John S. Erickson


2026

Knowledge graphs like DBpedia enable structured fact verification, but the relative contributions of symbolic structure, neural semantics, and evidence grounding remain unclear. We present a systematic study on FACTKG (108,675 claims) comparing symbolic, neural, and LLM-based approaches. Our symbolic baseline using 29 hand-crafted features covering graph structure, entity coverage, and semantic relation type achieves 66.54% accuracy, while BERT over linearized subgraphs reaches 92.68% and graph neural networks plateau at 70%, demonstrating that token-level semantics outperform both symbolic features and message passing.
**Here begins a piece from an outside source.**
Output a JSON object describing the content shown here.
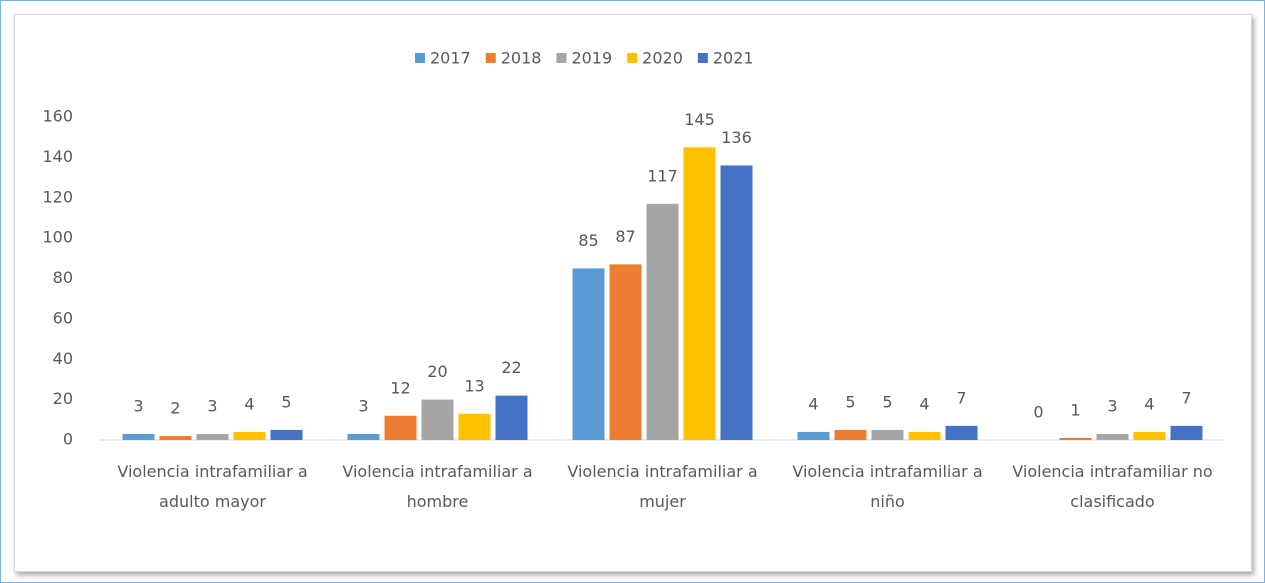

Using GPT-4.1-mini to filter training data, budget-matched controls show that token-budget control recovers most of the gap over truncation-dominated inputs, while LLM semantic selection adds +1.31 points beyond lexical heuristics (78.85% filtered vs. 77.54% heuristic vs. 52.70% unfiltered), showing that semantic relevance, not just evidence quantity, governs learnability. Finally, comparing 300 test claims under memorization (claim-only) versus KG-grounded reasoning with chain-of-thought, we find KG grounding improves GPT-4o-mini and GPT-4.1-mini accuracy by 12.67 and 9.33 points respectively, with models citing specific triples for interpretability. These results demonstrate that neural semantic representations and explicit KG evidence grounding are highly effective for robust, interpretable fact verification.